There are a lot of common misconceptions surrounding this novel:

  1. The best-known part is the scene where a boy plugs a dike with his finger and thus prevents a large flood from happening. This tale is actually only a Story Within a Story. Hans reads about it in class. It has nothing to do with Hans Brinker himself.
  2. Never in Dutch history has a small boy ever prevented a flood by sticking his finger inside a hole in a dike. Nor did Mary Mapes Dodge think it up. It already circulated a few years earlier and is clearly a legend.
  3. Neither story is part of Dutch folklore. In fact, the story is hardly known in the Netherlands itself. The only reason you can find statues of a boy plugging a dike in Madurodam, Harlingen and Spaarlingen is to please tourists.

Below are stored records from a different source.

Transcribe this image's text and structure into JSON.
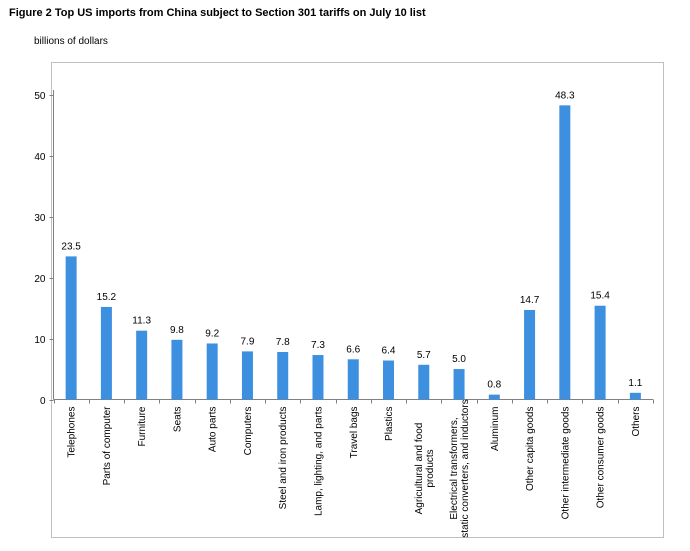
{
  "figure": {
    "title": "Figure 2 Top US imports from China subject to Section 301 tariffs on July 10 list",
    "unit_label": "billions of dollars"
  },
  "chart_data": {
    "type": "bar",
    "title": "Figure 2 Top US imports from China subject to Section 301 tariffs on July 10 list",
    "ylabel": "billions of dollars",
    "xlabel": "",
    "ylim": [
      0,
      50
    ],
    "yticks": [
      0,
      10,
      20,
      30,
      40,
      50
    ],
    "grid": false,
    "legend": "none",
    "bar_color": "#3d8fe0",
    "categories": [
      [
        "Telephones"
      ],
      [
        "Parts of computer"
      ],
      [
        "Furniture"
      ],
      [
        "Seats"
      ],
      [
        "Auto parts"
      ],
      [
        "Computers"
      ],
      [
        "Steel and iron products"
      ],
      [
        "Lamp, lighting, and parts"
      ],
      [
        "Travel bags"
      ],
      [
        "Plastics"
      ],
      [
        "Agricultural and food",
        "products"
      ],
      [
        "Electrical transformers,",
        "static converters, and inductors"
      ],
      [
        "Aluminum"
      ],
      [
        "Other capita goods"
      ],
      [
        "Other intermediate goods"
      ],
      [
        "Other consumer goods"
      ],
      [
        "Others"
      ]
    ],
    "values": [
      23.5,
      15.2,
      11.3,
      9.8,
      9.2,
      7.9,
      7.8,
      7.3,
      6.6,
      6.4,
      5.7,
      5.0,
      0.8,
      14.7,
      48.3,
      15.4,
      1.1
    ],
    "data_labels": [
      "23.5",
      "15.2",
      "11.3",
      "9.8",
      "9.2",
      "7.9",
      "7.8",
      "7.3",
      "6.6",
      "6.4",
      "5.7",
      "5.0",
      "0.8",
      "14.7",
      "48.3",
      "15.4",
      "1.1"
    ]
  }
}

This novel provides examples of:

  • Alpha Bitch: Katrinka. She's not bad as alpha bitches go and the narrator points out that she'd be a kinder person if her best friend was Hilda instead of Rychie.
  • Bad Santa: There's a chapter involving the northern European tradition of having a guy playing St. Nicholas come to the house and tell all the children their good and bad deeds in detail. Truth in Television, and some educators now discourage it as it can scare the crap out of younger children. note 
  • Beta Bitch: Rychie is the kind who is a Poisonous Friend to the Alpha Bitch Katrinka. Rychie can be nasty and even cruel; Katrinka is flighty and easily influenced.
  • The Big Race
  • Bittersweet Ending: Gretel and Peter win the skates, and almost everyone turns out fairly well. Except for poor Jacob, who dies.

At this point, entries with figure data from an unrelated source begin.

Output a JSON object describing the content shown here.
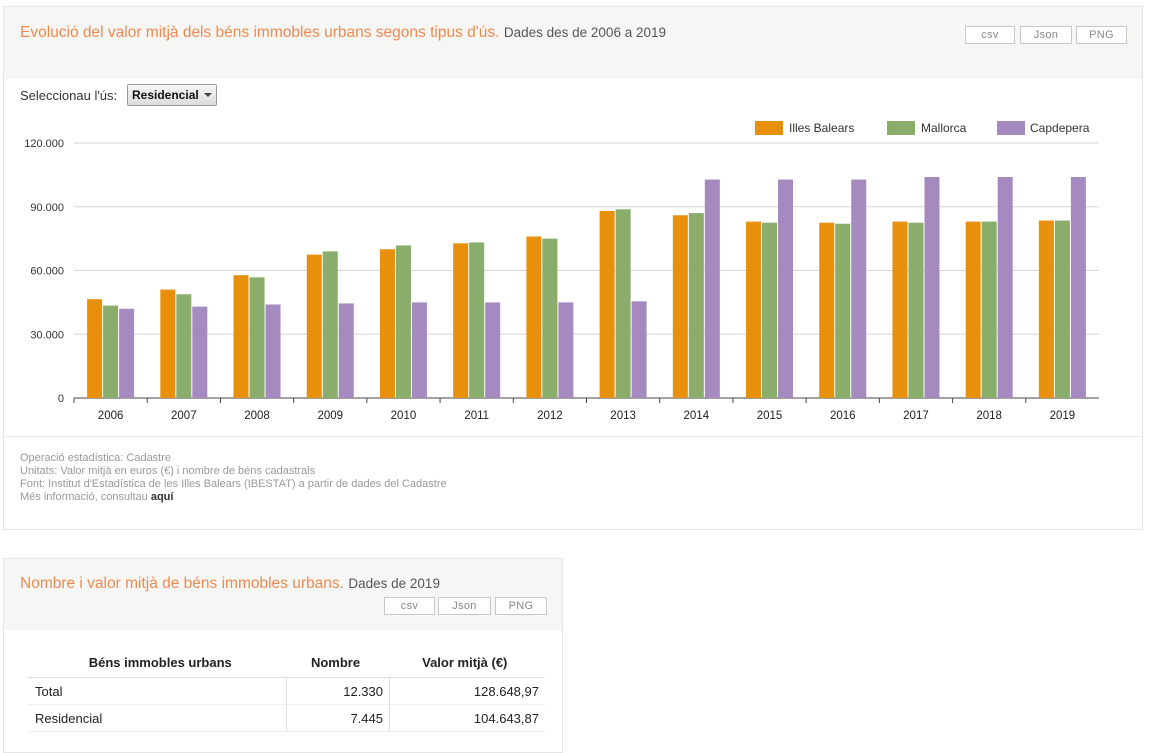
{
  "chart_panel": {
    "title": "Evolució del valor mitjà dels béns immobles urbans segons tipus d'ús.",
    "subtitle": "Dades des de 2006 a 2019",
    "buttons": {
      "csv": "csv",
      "json": "Json",
      "png": "PNG"
    },
    "selector": {
      "label": "Seleccionau l'ús:",
      "value": "Residencial"
    },
    "notes": {
      "operacio": "Operació estadística: Cadastre",
      "unitats": "Unitats: Valor mitjà en euros (€) i nombre de béns cadastrals",
      "font": "Font: Institut d'Estadística de les Illes Balears (IBESTAT) a partir de dades del Cadastre",
      "mes_info": "Més informació, consultau",
      "link": "aquí"
    }
  },
  "chart_data": {
    "type": "bar",
    "categories": [
      "2006",
      "2007",
      "2008",
      "2009",
      "2010",
      "2011",
      "2012",
      "2013",
      "2014",
      "2015",
      "2016",
      "2017",
      "2018",
      "2019"
    ],
    "series": [
      {
        "name": "Illes Balears",
        "color": "#e8900c",
        "values": [
          46500,
          51000,
          57800,
          67500,
          70000,
          72800,
          76000,
          88000,
          86000,
          83000,
          82500,
          83000,
          83000,
          83500
        ]
      },
      {
        "name": "Mallorca",
        "color": "#8aad6c",
        "values": [
          43500,
          48800,
          56800,
          69000,
          71800,
          73200,
          75000,
          88800,
          87000,
          82500,
          82000,
          82500,
          83000,
          83500
        ]
      },
      {
        "name": "Capdepera",
        "color": "#a58ac0",
        "values": [
          42000,
          43000,
          44000,
          44500,
          45000,
          45000,
          45000,
          45500,
          102800,
          102800,
          102800,
          104000,
          104000,
          104000
        ]
      }
    ],
    "yticks": [
      "0",
      "30.000",
      "60.000",
      "90.000",
      "120.000"
    ],
    "ylim": [
      0,
      120000
    ],
    "grid": true,
    "legend_position": "top-right"
  },
  "table_panel": {
    "title": "Nombre i valor mitjà de béns immobles urbans.",
    "subtitle": "Dades de 2019",
    "buttons": {
      "csv": "csv",
      "json": "Json",
      "png": "PNG"
    },
    "headers": [
      "Béns immobles urbans",
      "Nombre",
      "Valor mitjà (€)"
    ],
    "rows": [
      {
        "label": "Total",
        "nombre": "12.330",
        "valor": "128.648,97"
      },
      {
        "label": "Residencial",
        "nombre": "7.445",
        "valor": "104.643,87"
      }
    ]
  }
}
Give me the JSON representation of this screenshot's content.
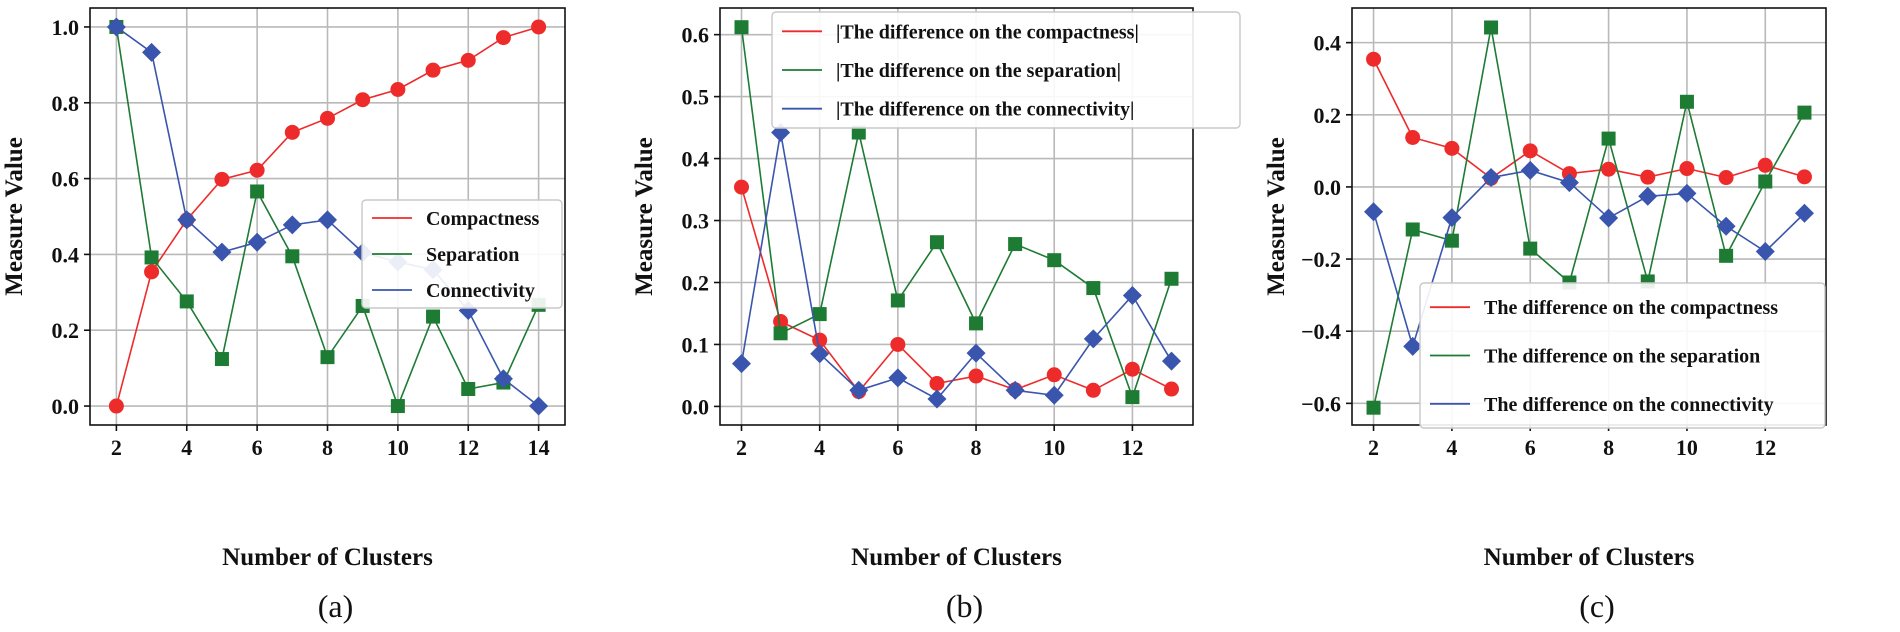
{
  "chart_data": [
    {
      "type": "line",
      "caption": "(a)",
      "xlabel": "Number of Clusters",
      "ylabel": "Measure Value",
      "xlim": [
        1.25,
        14.75
      ],
      "ylim": [
        -0.05,
        1.05
      ],
      "xticks": [
        2,
        4,
        6,
        8,
        10,
        12,
        14
      ],
      "yticks": [
        0.0,
        0.2,
        0.4,
        0.6,
        0.8,
        1.0
      ],
      "ytick_labels": [
        "0.0",
        "0.2",
        "0.4",
        "0.6",
        "0.8",
        "1.0"
      ],
      "grid": true,
      "legend_position": "center-right",
      "x": [
        2,
        3,
        4,
        5,
        6,
        7,
        8,
        9,
        10,
        11,
        12,
        13,
        14
      ],
      "series": [
        {
          "name": "Compactness",
          "color": "#ee2b2b",
          "marker": "circle",
          "values": [
            0.0,
            0.354,
            0.491,
            0.598,
            0.622,
            0.722,
            0.759,
            0.808,
            0.835,
            0.886,
            0.912,
            0.972,
            1.0
          ]
        },
        {
          "name": "Separation",
          "color": "#1e7b34",
          "marker": "square",
          "values": [
            1.0,
            0.392,
            0.276,
            0.124,
            0.566,
            0.395,
            0.129,
            0.264,
            0.0,
            0.236,
            0.045,
            0.062,
            0.267
          ]
        },
        {
          "name": "Connectivity",
          "color": "#3a55ad",
          "marker": "diamond",
          "values": [
            1.0,
            0.933,
            0.491,
            0.406,
            0.432,
            0.478,
            0.491,
            0.405,
            0.38,
            0.36,
            0.252,
            0.072,
            0.0
          ]
        }
      ]
    },
    {
      "type": "line",
      "caption": "(b)",
      "xlabel": "Number of Clusters",
      "ylabel": "Measure Value",
      "xlim": [
        1.45,
        13.55
      ],
      "ylim": [
        -0.03,
        0.643
      ],
      "xticks": [
        2,
        4,
        6,
        8,
        10,
        12
      ],
      "yticks": [
        0.0,
        0.1,
        0.2,
        0.3,
        0.4,
        0.5,
        0.6
      ],
      "ytick_labels": [
        "0.0",
        "0.1",
        "0.2",
        "0.3",
        "0.4",
        "0.5",
        "0.6"
      ],
      "grid": true,
      "legend_position": "top-right",
      "x": [
        2,
        3,
        4,
        5,
        6,
        7,
        8,
        9,
        10,
        11,
        12,
        13
      ],
      "series": [
        {
          "name": "|The difference on the compactness|",
          "color": "#ee2b2b",
          "marker": "circle",
          "values": [
            0.354,
            0.137,
            0.107,
            0.024,
            0.1,
            0.037,
            0.049,
            0.027,
            0.051,
            0.026,
            0.06,
            0.028
          ]
        },
        {
          "name": "|The difference on the separation|",
          "color": "#1e7b34",
          "marker": "square",
          "values": [
            0.612,
            0.118,
            0.149,
            0.442,
            0.171,
            0.265,
            0.134,
            0.262,
            0.236,
            0.191,
            0.015,
            0.206
          ]
        },
        {
          "name": "|The difference on the connectivity|",
          "color": "#3a55ad",
          "marker": "diamond",
          "values": [
            0.069,
            0.442,
            0.085,
            0.026,
            0.046,
            0.012,
            0.086,
            0.026,
            0.018,
            0.109,
            0.179,
            0.073
          ]
        }
      ]
    },
    {
      "type": "line",
      "caption": "(c)",
      "xlabel": "Number of Clusters",
      "ylabel": "Measure Value",
      "xlim": [
        1.45,
        13.55
      ],
      "ylim": [
        -0.66,
        0.496
      ],
      "xticks": [
        2,
        4,
        6,
        8,
        10,
        12
      ],
      "yticks": [
        -0.6,
        -0.4,
        -0.2,
        0.0,
        0.2,
        0.4
      ],
      "ytick_labels": [
        "−0.6",
        "−0.4",
        "−0.2",
        "0.0",
        "0.2",
        "0.4"
      ],
      "grid": true,
      "legend_position": "bottom-right",
      "x": [
        2,
        3,
        4,
        5,
        6,
        7,
        8,
        9,
        10,
        11,
        12,
        13
      ],
      "series": [
        {
          "name": "The difference on the compactness",
          "color": "#ee2b2b",
          "marker": "circle",
          "values": [
            0.354,
            0.137,
            0.107,
            0.024,
            0.1,
            0.037,
            0.049,
            0.027,
            0.051,
            0.026,
            0.06,
            0.028
          ]
        },
        {
          "name": "The difference on the separation",
          "color": "#1e7b34",
          "marker": "square",
          "values": [
            -0.612,
            -0.118,
            -0.149,
            0.442,
            -0.171,
            -0.265,
            0.134,
            -0.262,
            0.236,
            -0.191,
            0.015,
            0.206
          ]
        },
        {
          "name": "The difference on the connectivity",
          "color": "#3a55ad",
          "marker": "diamond",
          "values": [
            -0.069,
            -0.442,
            -0.085,
            0.026,
            0.046,
            0.012,
            -0.086,
            -0.026,
            -0.018,
            -0.109,
            -0.179,
            -0.073
          ]
        }
      ]
    }
  ]
}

  • Childhood Friend Romance: As revealed by the final chapter, Hans and Annie.
  • Children Are Innocent
  • Completely Different Title: The story is sometimes shortened to "Hans Brinker" or "Hans Brinker and the Silver Skates", while the original title is actually "Hans Brinker, or the Silver Skates".
  • Does This Remind You of Anything?: A poor brother and sister named Hans and Gretel? Hmm...
  • Evil Redhead: Local lout and ruffian Janzoon Kolp has scruffy red hair.
  • Flat Character: Lambert has precisely one characteristic - he speaks fluent English. This way, he can give Ben (and the reader) a lot of exposition and historical facts about Holland without having it colored by a personality.
  • The Great Flood
  • Have a Gay Old Time: A little boy sticking his finger inside a hole in a dike? To prevent a "flood"? Meaning the dyke is being fingered? Errrr...
  • Heel–Face Turn: Dr. Boekman, who was gruffy and sympathetic at first, but was so touched by Hans and Gretel's innocence and unselfishness that he changed his ways.
  • The Ingenue: Annie, an upper class girl Hans's age.
  • Jerkass: Almost everyone to the Brinkers. Carl and Rychie in particular are nasty towards anyone they consider below their social class. There's also Janzoon Kolp, who's essentially the town delinquent.
  • Kid Hero: The "Hero of Haarlem" and Hans himself as well, of course
  • Land of Tulips and Windmills: This novel is easily the Trope Codifier.
  • Lemony Narrator: Most of the book was written with standard narration. In a few places it lapsed into Lemony Narration, such as when the narrator pondered why Santa Claus didn't visit the destitute Brinker household on Christmas. Most jarring, however, is the ending, when the narrator declared that the reader didn't care whether Hans or Peter won the race.
  • MacGuffin: The skates
  • No Name Given: The dike-plugging boy is never named but is simply called "The Hero of Haarlem".
  • Small Role, Big Impact: The tale about the boy with his finger in the dike, which is only a small Story Within a Story, is actually more famous than Hans and his skates.
  • Story Within a Story: In a case of Popcultural Osmosis, the story about the dike-plugging boy is actually read to Hans Brinker in class.
  • That Didn't Happen: The finger-in-the-dike story wasn't an actual historical event, nor is it part of Dutch folklore.
  • Uncle Pennybags: Peter and Hilda respectively try to find ways to help Hans and Gretel earn money, since the Brinkers are too proud to beg or accept charity. They both got it from their families.